GulfBase Live Support
17/10/2014 08:55 AST
Saudi share prices tumbled on Thursday to finish off a difficult week marked by volatile oil prices and world stock markets falling on fears of a weaker economy and global insecurity.
The Tadawul All-Share Index fell 355.46 points or 3.59 percent to close at 9,547.54.
Some analysts believe that Saudi Arabia’s drop was magnified by investors selling to prepare for the National Commercial Bank’s (NCB) SR22.5 billion initial public offer of shares.
Basil Al-Ghalayini of BMG Financial Group commented: “What made things even more concerning in the local market are the mixed views of investors and traders on the marketability of the NCB’s IPO in view of the big controversy of its Shariah-compliant status.”

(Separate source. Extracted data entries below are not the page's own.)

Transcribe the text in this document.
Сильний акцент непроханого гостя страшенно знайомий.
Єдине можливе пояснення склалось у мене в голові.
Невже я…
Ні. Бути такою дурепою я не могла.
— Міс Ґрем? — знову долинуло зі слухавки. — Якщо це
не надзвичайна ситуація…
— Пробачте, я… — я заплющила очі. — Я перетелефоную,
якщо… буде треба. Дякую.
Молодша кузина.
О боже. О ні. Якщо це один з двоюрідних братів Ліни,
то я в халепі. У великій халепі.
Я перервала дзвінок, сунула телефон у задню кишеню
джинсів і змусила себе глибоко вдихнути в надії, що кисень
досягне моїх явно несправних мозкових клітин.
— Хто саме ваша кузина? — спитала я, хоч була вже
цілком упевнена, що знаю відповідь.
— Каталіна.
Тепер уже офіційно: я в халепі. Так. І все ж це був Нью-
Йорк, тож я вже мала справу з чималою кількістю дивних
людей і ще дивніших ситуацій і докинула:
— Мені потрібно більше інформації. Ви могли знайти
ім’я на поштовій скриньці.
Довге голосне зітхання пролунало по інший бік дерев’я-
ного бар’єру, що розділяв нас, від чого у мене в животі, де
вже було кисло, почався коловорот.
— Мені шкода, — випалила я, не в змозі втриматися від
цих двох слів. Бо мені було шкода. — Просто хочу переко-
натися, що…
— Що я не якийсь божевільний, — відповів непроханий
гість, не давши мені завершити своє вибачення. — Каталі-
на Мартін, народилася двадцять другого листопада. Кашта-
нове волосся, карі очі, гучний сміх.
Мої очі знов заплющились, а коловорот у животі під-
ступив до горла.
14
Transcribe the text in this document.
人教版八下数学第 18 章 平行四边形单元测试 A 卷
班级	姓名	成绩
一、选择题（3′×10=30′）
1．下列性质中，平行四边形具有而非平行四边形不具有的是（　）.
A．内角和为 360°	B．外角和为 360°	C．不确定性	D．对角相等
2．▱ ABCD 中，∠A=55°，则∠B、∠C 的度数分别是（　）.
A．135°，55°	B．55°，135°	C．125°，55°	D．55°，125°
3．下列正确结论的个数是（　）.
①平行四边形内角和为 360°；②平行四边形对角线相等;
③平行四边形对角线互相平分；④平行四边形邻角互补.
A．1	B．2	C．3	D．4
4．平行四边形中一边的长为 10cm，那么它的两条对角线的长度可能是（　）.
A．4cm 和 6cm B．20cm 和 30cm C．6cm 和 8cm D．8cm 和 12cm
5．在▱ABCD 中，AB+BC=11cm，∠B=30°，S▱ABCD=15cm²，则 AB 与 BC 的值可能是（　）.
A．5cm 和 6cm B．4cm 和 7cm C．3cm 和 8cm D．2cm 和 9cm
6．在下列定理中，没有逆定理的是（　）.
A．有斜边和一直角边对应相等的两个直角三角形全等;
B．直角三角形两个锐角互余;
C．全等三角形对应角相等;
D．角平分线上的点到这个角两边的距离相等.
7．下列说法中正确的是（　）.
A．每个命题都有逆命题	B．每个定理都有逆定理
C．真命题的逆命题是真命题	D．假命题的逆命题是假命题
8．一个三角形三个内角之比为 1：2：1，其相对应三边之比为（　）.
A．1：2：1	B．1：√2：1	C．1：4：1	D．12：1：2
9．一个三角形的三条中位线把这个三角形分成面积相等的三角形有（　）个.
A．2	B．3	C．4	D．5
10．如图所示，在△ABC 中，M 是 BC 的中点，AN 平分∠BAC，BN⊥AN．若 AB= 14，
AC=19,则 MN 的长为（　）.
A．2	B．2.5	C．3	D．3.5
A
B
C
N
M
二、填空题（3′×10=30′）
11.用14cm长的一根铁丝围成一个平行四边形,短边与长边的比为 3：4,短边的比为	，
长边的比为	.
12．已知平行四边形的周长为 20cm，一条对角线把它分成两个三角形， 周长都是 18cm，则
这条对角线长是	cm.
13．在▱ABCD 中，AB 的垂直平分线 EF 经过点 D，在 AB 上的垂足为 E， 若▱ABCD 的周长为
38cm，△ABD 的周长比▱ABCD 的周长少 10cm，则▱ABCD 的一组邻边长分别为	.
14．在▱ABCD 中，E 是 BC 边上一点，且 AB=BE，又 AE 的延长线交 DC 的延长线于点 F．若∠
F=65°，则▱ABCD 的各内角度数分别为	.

He added: “The volatility of the oil prices and the unpredictability of geopolitical risks, coupled with the recent IMF’s cautious remarks on global growth projections, have collectively affected investors’ sentiments negatively; locally and globally.”
On Thursday, banks and financial services index dropped 3.26 percent on the Saudi bourse while petrochemical industries index fell 4.18 percent.
Petrochemical stocks are heavily weighted in the Saudi market and lower oil prices look likely to erode the competitive advantage which regional petrochemical producers enjoy over foreign rivals.
Brent crude oil, which has slid more than 28 percent since June, hovered around $86.30 per barrel on Thursday, near a four-year low.
Economists and fund managers continue to believe the oil price decline will not be disastrous for Gulf economies and markets.
John Sfakianakis of Ashmore Group said: “Saudi stocks have seen a significant correction and a reversal is not far away given that valuations are now becoming very attractive again.”
He added: “Over the short to medium term I’m not worried about the Gulf economies vis a vis oil prices.”
Sfakianakis said: “If oil prices correct to $60 then that will have a significant impact on regional economies. But the eventuality of this happening is not high. Oil prices should revert to the $90-100 level over time.”
Regional analyst Jarmo Kotilaine commented: The GCC countries are well positioned to handle the volatility through their strong reserves and a measure of fiscal consolidation. The key to understanding the fiscal impact is the duration of the market correction. This is still far from clear.”